Ruxolitinib in Myelofibrosis Shows Improvement in Spleen Volume, Symptoms, and Overall Survival

SAN DIEGO, CA—Ruxolitinib demonstrated a significant reduction in spleen volume (SV) and improvements in myelofibrosis (MF)-related symptoms in the COMFORT-I study, reported upon at the American Society of Hematology 53rd Annual Meeting and Exposition. Srdan Verstovsek, MD, PhD, from the University of Texas MD Anderson Cancer Center, Houston stated that “approximately 80% of myelofibrosis patients die from the consequences of disease progression such as spleen enlargement, portal hypertension, cardiovascular effects, infections, and bleeding complications; only 20% die from transformation to leukemia. Therefore, we are looking to improve the symptoms and slow the progression of myelofibrosis to improve patients' quality of life and overall survival.”

Overactive JAK-STAT signaling is considered a key contributor to the pathogenesis of myeloproliferative neoplasms. Dr. Verstovsek and colleagues sought to evaluate the efficacy of ruxolitinib, a selective JAK1 and JAK2 inhibitor, in MF across patient subgroups in the double-blind, placebo-controlled COMFORT-I trial. The subgroups included: MF disease subtype, age, International Prognosis Scoring System (IPSS) risk group, presence/absence of JAK2V617F mutation, baseline hemoglobin, baseline spleen size (palpable spleen length), and baseline total symptom score (TSS). TSS is a measure of combined scores for abdominal discomfort, pain under ribs on left side, early satiety, itching, night sweats, and bone/muscle pain.

The primary endpoint was the proportion of patients achieving ≥35% reduction in SV at Week 24. Key secondary endpoints included the proportion of patients achieving ≥50% reduction in TSS at Week 24 and overall survival (OS).

Depending on baseline platelet count (100–200x109/L or >200x109/L, respectively), a total of 309 patients were randomized to receive ruxolitinib 15mg or 20mg orally twice daily (n=155) or placebo (n=154). Patient demographics were well balanced between the two arms, with the majority of patients having high-risk disease. Median spleen palpitation length was 16cm for both groups. The JAK2 V617F mutation was observed in 73% and 80% of patients in the ruxolitinib and placebo arms, respectively.

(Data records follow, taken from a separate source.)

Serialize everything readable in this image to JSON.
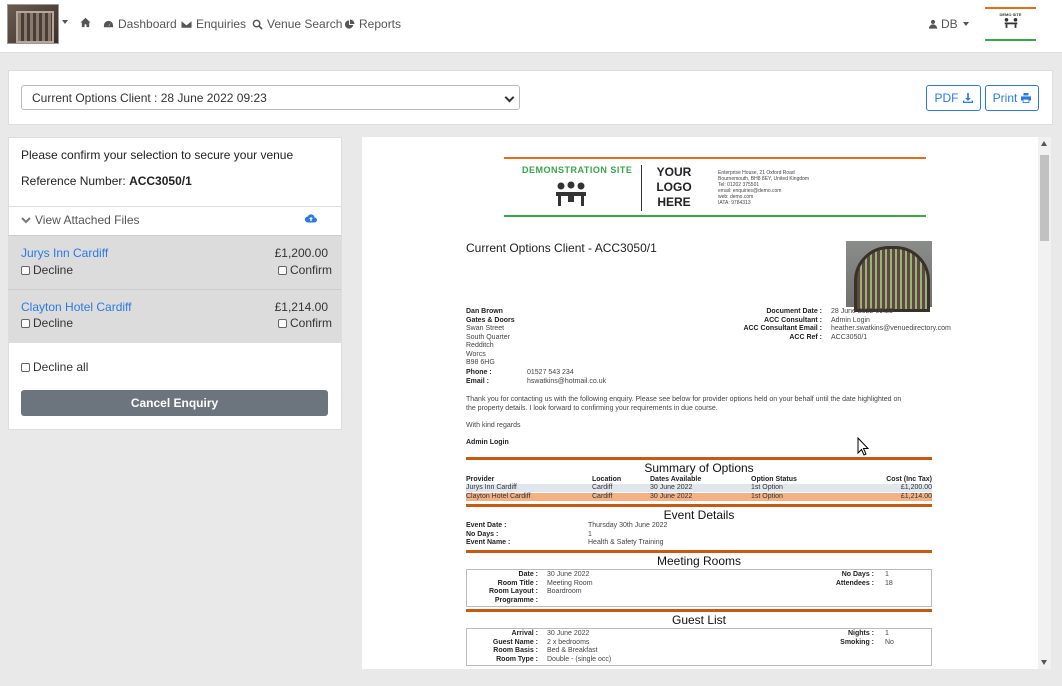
{
  "nav": {
    "dashboard": "Dashboard",
    "enquiries": "Enquiries",
    "venue_search": "Venue Search",
    "reports": "Reports",
    "user": "DB",
    "brand_logo_text": "DEMO SITE"
  },
  "toolbar": {
    "select_value": "Current Options Client : 28 June 2022 09:23",
    "pdf_label": "PDF",
    "print_label": "Print"
  },
  "confirm_panel": {
    "intro": "Please confirm your selection to secure your venue",
    "ref_label": "Reference Number:",
    "ref_value": "ACC3050/1",
    "attached_files": "View Attached Files",
    "venues": [
      {
        "name": "Jurys Inn Cardiff",
        "price": "£1,200.00",
        "decline": "Decline",
        "confirm": "Confirm"
      },
      {
        "name": "Clayton Hotel Cardiff",
        "price": "£1,214.00",
        "decline": "Decline",
        "confirm": "Confirm"
      }
    ],
    "decline_all": "Decline all",
    "cancel": "Cancel Enquiry"
  },
  "document": {
    "logo_demo": "DEMONSTRATION SITE",
    "logo_your": "YOUR LOGO HERE",
    "logo_addr_1": "Enterprise House, 21 Oxford Road",
    "logo_addr_2": "Bournemouth, BH8 8EY, United Kingdom",
    "logo_addr_3": "Tel: 01202 375501",
    "logo_addr_4": "email: enquiries@demo.com",
    "logo_addr_5": "web: demo.com",
    "logo_addr_6": "IATA: 9784313",
    "title": "Current Options Client - ACC3050/1",
    "client": {
      "name": "Dan Brown",
      "company": "Gates & Doors",
      "addr1": "Swan Street",
      "addr2": "South Quarter",
      "addr3": "Redditch",
      "addr4": "Worcs",
      "addr5": "B98 6HG",
      "phone_label": "Phone :",
      "phone": "01527 543 234",
      "email_label": "Email :",
      "email": "hswatkins@hotmail.co.uk"
    },
    "meta": {
      "doc_date_label": "Document Date :",
      "doc_date": "28 June 2022 09:23",
      "consultant_label": "ACC Consultant :",
      "consultant": "Admin Login",
      "consultant_email_label": "ACC Consultant Email :",
      "consultant_email": "heather.swatkins@venuedirectory.com",
      "ref_label": "ACC Ref :",
      "ref": "ACC3050/1"
    },
    "body1": "Thank you for contacting us with the following enquiry. Please see below for provider options held on your behalf until the date highlighted on",
    "body2": "the property details. I look forward to confirming your requirements in due course.",
    "regards": "With kind regards",
    "signer": "Admin Login",
    "summary": {
      "heading": "Summary of Options",
      "headers": [
        "Provider",
        "Location",
        "Dates Available",
        "Option Status",
        "Cost (Inc Tax)"
      ],
      "rows": [
        [
          "Jurys Inn Cardiff",
          "Cardiff",
          "30 June 2022",
          "1st Option",
          "£1,200.00"
        ],
        [
          "Clayton Hotel Cardiff",
          "Cardiff",
          "30 June 2022",
          "1st Option",
          "£1,214.00"
        ]
      ]
    },
    "event": {
      "heading": "Event Details",
      "date_label": "Event Date :",
      "date": "Thursday 30th June 2022",
      "days_label": "No Days :",
      "days": "1",
      "name_label": "Event Name :",
      "name": "Health & Safety Training"
    },
    "meeting": {
      "heading": "Meeting Rooms",
      "date_label": "Date :",
      "date": "30 June 2022",
      "title_label": "Room Title :",
      "title": "Meeting Room",
      "layout_label": "Room Layout :",
      "layout": "Boardroom",
      "programme_label": "Programme :",
      "nodays_label": "No Days :",
      "nodays": "1",
      "attendees_label": "Attendees :",
      "attendees": "18"
    },
    "guest": {
      "heading": "Guest List",
      "arrival_label": "Arrival :",
      "arrival": "30 June 2022",
      "guestname_label": "Guest Name :",
      "guestname": "2 x bedrooms",
      "basis_label": "Room Basis :",
      "basis": "Bed & Breakfast",
      "type_label": "Room Type :",
      "type": "Double - (single occ)",
      "nights_label": "Nights :",
      "nights": "1",
      "smoking_label": "Smoking :",
      "smoking": "No"
    }
  }
}
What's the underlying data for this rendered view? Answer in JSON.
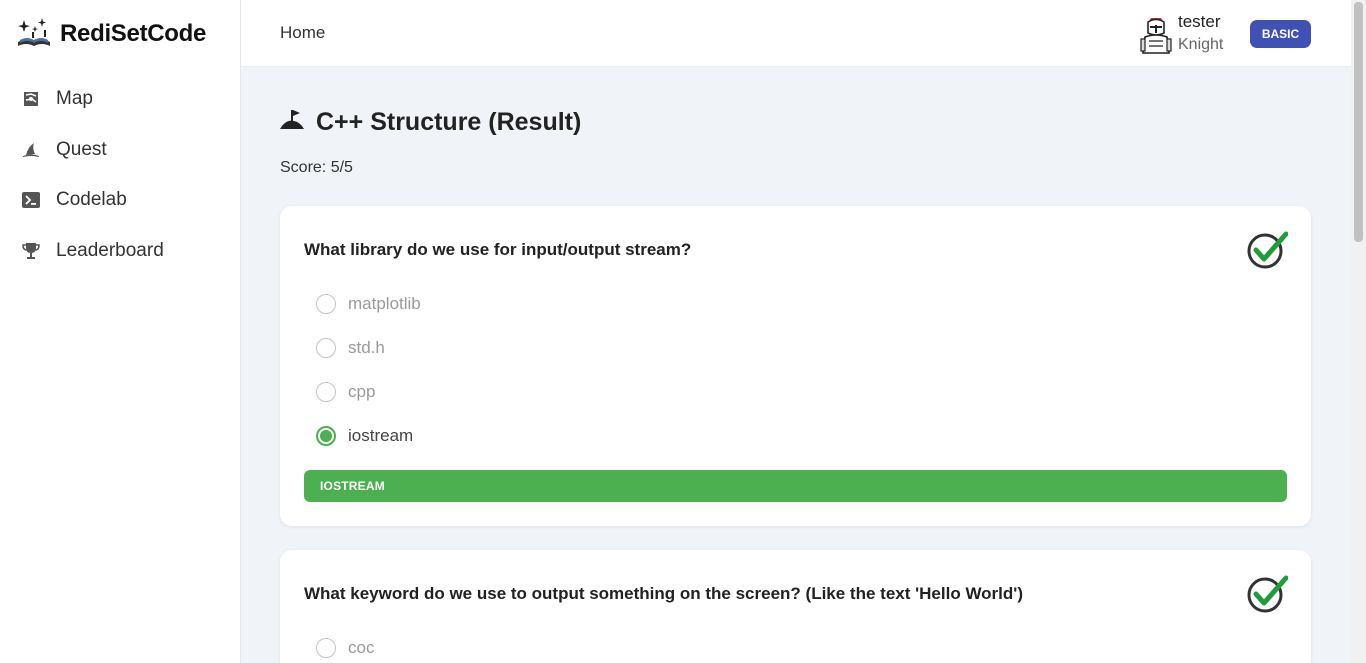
{
  "app": {
    "name": "RediSetCode"
  },
  "sidebar": {
    "items": [
      {
        "label": "Map",
        "icon": "map-icon"
      },
      {
        "label": "Quest",
        "icon": "wizard-hat-icon"
      },
      {
        "label": "Codelab",
        "icon": "terminal-icon"
      },
      {
        "label": "Leaderboard",
        "icon": "trophy-icon"
      }
    ]
  },
  "header": {
    "home_label": "Home",
    "user": {
      "name": "tester",
      "rank": "Knight",
      "avatar": "knight-avatar-icon"
    },
    "badge": "BASIC"
  },
  "page": {
    "title": "C++ Structure (Result)",
    "title_icon": "flag-hill-icon",
    "score": "Score: 5/5"
  },
  "questions": [
    {
      "text": "What library do we use for input/output stream?",
      "correct": true,
      "options": [
        "matplotlib",
        "std.h",
        "cpp",
        "iostream"
      ],
      "selected_index": 3,
      "answer": "IOSTREAM"
    },
    {
      "text": "What keyword do we use to output something on the screen? (Like the text 'Hello World')",
      "correct": true,
      "options": [
        "coc"
      ]
    }
  ],
  "colors": {
    "accent_green": "#4caf50",
    "badge_blue": "#3f51b5",
    "background": "#f0f4f8"
  }
}
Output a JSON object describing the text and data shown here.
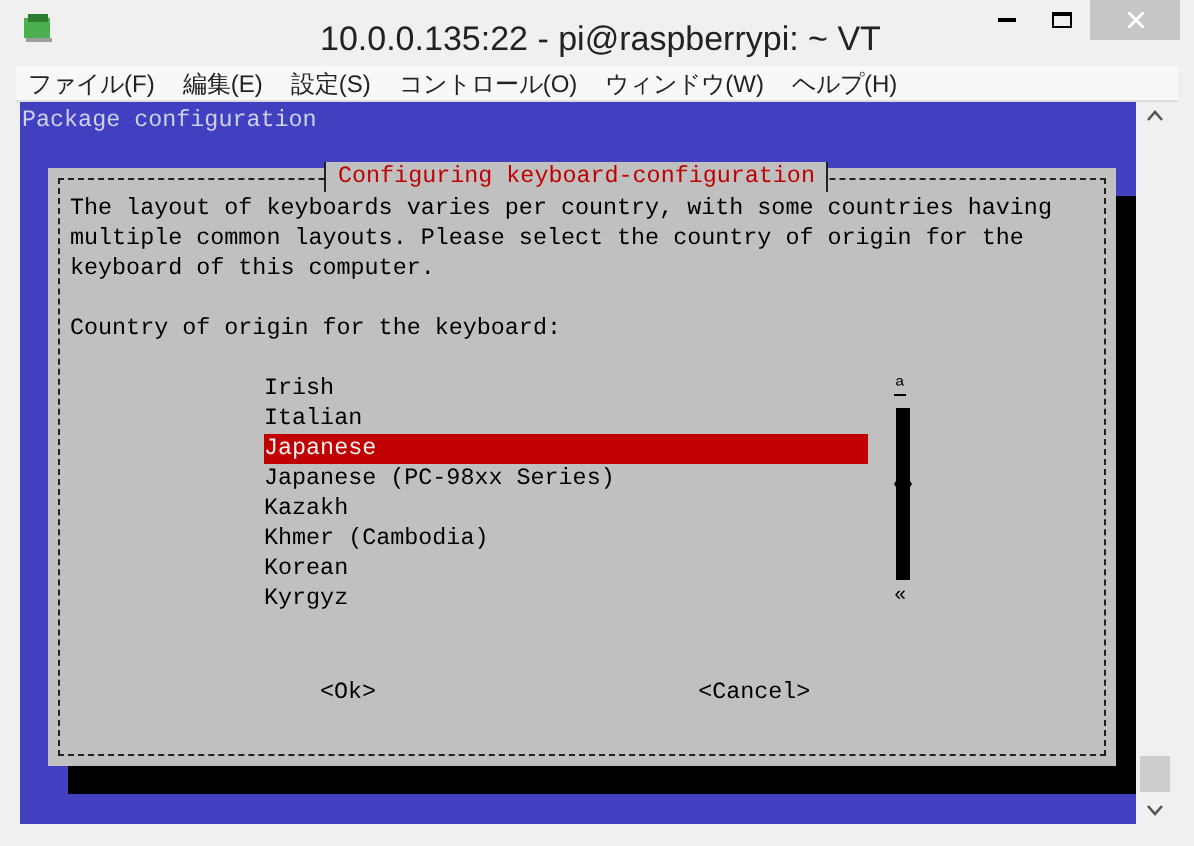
{
  "window": {
    "title": "10.0.0.135:22 - pi@raspberrypi: ~ VT"
  },
  "menu": [
    {
      "label": "ファイル(F)"
    },
    {
      "label": "編集(E)"
    },
    {
      "label": "設定(S)"
    },
    {
      "label": "コントロール(O)"
    },
    {
      "label": "ウィンドウ(W)"
    },
    {
      "label": "ヘルプ(H)"
    }
  ],
  "terminal": {
    "header": "Package configuration",
    "dialog": {
      "title": "Configuring keyboard-configuration",
      "description": "The layout of keyboards varies per country, with some countries having multiple common layouts. Please select the country of origin for the keyboard of this computer.",
      "prompt": "Country of origin for the keyboard:",
      "items": [
        {
          "label": "Irish",
          "selected": false
        },
        {
          "label": "Italian",
          "selected": false
        },
        {
          "label": "Japanese",
          "selected": true
        },
        {
          "label": "Japanese (PC-98xx Series)",
          "selected": false
        },
        {
          "label": "Kazakh",
          "selected": false
        },
        {
          "label": "Khmer (Cambodia)",
          "selected": false
        },
        {
          "label": "Korean",
          "selected": false
        },
        {
          "label": "Kyrgyz",
          "selected": false
        }
      ],
      "scroll_top_mark": "ª",
      "scroll_bottom_mark": "«",
      "buttons": [
        {
          "label": "<Ok>"
        },
        {
          "label": "<Cancel>"
        }
      ]
    }
  }
}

Spleen volume change was measured by MRI. Using the modified Myelofibrosis Symptom Assessment Form [MFSAF] v2.0, MF symptoms were assessed daily beginning one week prior to dosing. The percent changes from baseline to Week 24 in SV and MFSAF TSS were compared for ruxolitinib and placebo across the subgroups. Ruxolitinib demonstrated consistent benefit compared with placebo in both SV and TSS across all subgroups evaluated (see Table 1).

The effect of symptom severity on response was evaluated by baseline TSS quartiles (maximum score for TSS=60). Ruxolitinib patients with baseline TSS of <8.5, 8.5–<16.5, 16.5–<25.5 and ≥25.5 had mean percent changes in SV of -28, -31.4, -31.7 and -34.8, and mean percent change in TSS of -40.5, -47.2, -48.1 and -48.2, respectively, vs. +8.1 (SV) and +41.8 (TSS) for all placebo patients combined. These findings suggest that patients with modest to marked symptoms benefit from ruxolitinib therapy in terms of both SV and TSS.

Survival was estimated using the Kaplan-Meier method. Thirteen patients in the ruxolitinib group and 24 patients in the placebo group died during the study or during extended follow-up (median follow-up of 52 and 51 weeks, respectively), representing a hazard ratio of 0.499 (95% CI: 0.254–0.98; P=0.0395) for OS. OS outcomes were not affected by JAK2V617F mutational status, baseline spleen length, or the presence of anemia. (See Table 2). The probability of survival over 48 weeks was 0.98 (95% CI: 0.92–0.99) vs 0.90 (95% CI: 0.81–0.95), for ruxolitinib vs placebo, respectively, for patients with baseline hemoglobin (Hb) ≥10g/dL and 0.84 (95% CI: 0.72–0.91) vs 0.77 (95% CI: 0.63–0.86) for patients with baseline Hb<10g/dL.

There was a low incidence of serious adverse events (SAEs) in the study, with three SAEs documented for each arm. Rates of discontinuation were also similar, 11% for both ruxolitinib and placebo.

It was concluded that patients receiving ruxolitinib had higher response rates than placebo based on reductions in SV and improvements in TSS at Week 24 regardless of baseline subgroup. “The overall survival analysis suggests a benefit with ruxolitinib therapy over placebo,” stated Dr. Verstovsek.